Whole ascidian animal sample 06-017 was collected at Faila Island, Solomon Islands (S 9° 3.03’ E 159° 15.03’) and frozen until further analysis. Two single colonies were extracted twice with methanol. The dried extracts were combined, desalted on a C18 column, dissolved in 1:1 water : acetonitrile solvent mixture and analyzed by MS using the same methods as for E. coli extracts.

Minimide (4) FTMS: m/z = 721.43182 [M+H]+; predicted 721.43166 for C₃₆H₆₀N₆O₈S (Δ = 0.2 ppm). IRMPD of m/z = 721: -1 × isoprene: m/z = 653.36928; predicted 653.36907 for C₃₁H₅₂N₆O₇S (Δ = 0.2 ppm); -2 × isoprene: m/z = 585.30625; predicted 585.30647 for C₂₆H₄₄N₆O₇S (Δ = -0.4 ppm).
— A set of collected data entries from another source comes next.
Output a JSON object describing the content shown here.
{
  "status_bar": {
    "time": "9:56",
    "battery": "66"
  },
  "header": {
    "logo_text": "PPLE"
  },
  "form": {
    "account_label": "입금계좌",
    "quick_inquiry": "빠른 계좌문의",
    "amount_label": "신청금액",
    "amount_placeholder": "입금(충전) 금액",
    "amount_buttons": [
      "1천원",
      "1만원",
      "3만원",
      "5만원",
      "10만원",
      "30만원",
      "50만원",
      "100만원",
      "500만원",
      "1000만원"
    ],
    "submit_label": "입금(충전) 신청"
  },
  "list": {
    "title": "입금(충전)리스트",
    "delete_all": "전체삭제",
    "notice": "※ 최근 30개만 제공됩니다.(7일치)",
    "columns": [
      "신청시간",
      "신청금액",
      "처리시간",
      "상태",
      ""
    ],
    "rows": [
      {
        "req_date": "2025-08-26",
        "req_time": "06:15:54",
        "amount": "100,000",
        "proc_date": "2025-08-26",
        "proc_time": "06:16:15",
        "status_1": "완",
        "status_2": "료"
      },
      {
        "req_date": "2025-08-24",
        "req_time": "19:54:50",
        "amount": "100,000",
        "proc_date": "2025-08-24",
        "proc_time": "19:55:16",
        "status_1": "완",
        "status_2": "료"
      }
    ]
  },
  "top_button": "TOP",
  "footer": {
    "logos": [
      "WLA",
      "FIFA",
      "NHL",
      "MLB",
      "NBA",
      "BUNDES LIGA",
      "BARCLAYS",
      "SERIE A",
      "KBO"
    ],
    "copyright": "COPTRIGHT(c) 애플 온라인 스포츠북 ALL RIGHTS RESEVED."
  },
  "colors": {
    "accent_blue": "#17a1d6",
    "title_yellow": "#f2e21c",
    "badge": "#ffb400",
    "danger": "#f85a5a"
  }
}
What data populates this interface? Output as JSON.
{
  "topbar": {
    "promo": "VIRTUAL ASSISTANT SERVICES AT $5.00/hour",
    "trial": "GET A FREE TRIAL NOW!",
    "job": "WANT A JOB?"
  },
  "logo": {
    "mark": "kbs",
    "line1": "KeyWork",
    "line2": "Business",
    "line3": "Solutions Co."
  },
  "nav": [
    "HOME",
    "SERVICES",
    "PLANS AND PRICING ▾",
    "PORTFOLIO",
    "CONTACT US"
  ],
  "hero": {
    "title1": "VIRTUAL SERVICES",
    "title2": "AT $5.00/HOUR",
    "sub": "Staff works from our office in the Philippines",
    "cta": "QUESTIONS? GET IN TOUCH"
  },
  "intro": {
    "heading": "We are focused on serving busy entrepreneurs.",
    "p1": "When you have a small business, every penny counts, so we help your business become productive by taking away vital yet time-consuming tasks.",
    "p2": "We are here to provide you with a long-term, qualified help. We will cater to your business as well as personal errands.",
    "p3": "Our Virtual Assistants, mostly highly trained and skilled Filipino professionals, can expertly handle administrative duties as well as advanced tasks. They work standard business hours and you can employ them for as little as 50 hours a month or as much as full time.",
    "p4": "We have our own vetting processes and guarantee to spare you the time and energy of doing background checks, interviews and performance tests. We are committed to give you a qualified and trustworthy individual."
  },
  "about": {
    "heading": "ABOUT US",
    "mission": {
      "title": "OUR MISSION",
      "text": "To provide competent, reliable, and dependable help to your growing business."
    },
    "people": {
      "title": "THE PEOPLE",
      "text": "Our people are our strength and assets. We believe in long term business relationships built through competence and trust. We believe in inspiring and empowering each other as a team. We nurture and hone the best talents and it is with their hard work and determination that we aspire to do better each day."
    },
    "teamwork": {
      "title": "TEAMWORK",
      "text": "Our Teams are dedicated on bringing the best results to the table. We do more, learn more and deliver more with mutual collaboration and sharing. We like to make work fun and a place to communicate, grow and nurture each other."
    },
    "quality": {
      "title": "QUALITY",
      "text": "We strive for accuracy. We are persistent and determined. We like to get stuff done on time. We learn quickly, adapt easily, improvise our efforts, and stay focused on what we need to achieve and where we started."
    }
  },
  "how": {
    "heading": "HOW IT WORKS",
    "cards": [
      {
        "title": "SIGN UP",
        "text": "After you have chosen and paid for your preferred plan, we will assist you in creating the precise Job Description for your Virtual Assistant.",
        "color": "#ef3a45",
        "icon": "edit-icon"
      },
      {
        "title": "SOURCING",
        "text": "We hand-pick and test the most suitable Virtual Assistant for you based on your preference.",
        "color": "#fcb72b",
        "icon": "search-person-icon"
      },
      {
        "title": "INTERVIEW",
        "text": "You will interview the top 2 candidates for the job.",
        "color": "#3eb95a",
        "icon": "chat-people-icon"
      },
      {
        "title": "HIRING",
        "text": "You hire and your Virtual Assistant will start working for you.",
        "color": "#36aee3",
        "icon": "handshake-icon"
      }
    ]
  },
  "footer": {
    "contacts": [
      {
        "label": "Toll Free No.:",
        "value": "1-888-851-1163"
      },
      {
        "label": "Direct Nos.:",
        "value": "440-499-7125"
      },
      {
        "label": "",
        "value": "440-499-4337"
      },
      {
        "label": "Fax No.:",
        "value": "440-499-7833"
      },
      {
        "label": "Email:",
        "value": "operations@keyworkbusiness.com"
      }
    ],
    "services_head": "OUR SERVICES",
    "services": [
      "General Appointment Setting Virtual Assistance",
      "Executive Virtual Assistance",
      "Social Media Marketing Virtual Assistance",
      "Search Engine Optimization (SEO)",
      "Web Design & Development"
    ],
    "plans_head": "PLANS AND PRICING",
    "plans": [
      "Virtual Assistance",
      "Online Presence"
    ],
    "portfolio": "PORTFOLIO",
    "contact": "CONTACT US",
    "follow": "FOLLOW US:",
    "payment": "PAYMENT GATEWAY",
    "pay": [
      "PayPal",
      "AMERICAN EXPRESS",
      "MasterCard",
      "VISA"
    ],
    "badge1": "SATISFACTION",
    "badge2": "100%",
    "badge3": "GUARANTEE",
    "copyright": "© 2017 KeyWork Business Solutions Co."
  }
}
Quantification of cyanobactin production

An authentic standard of trunkamide was isolated from tropical marine ascidians as previously described and characterized by spectroscopy, including NMR and MS.^[14] Clones expressing the dual operon system were grown in 1-10L. Batches were removed and pelleted by centrifugation. Broth and pellet were separately purified both with and without addition of fixed amounts of trunkamide standard prior to purification. Production of cyanobactins was measured on a Micromass ZQ single quad by HPLC-ESIMS.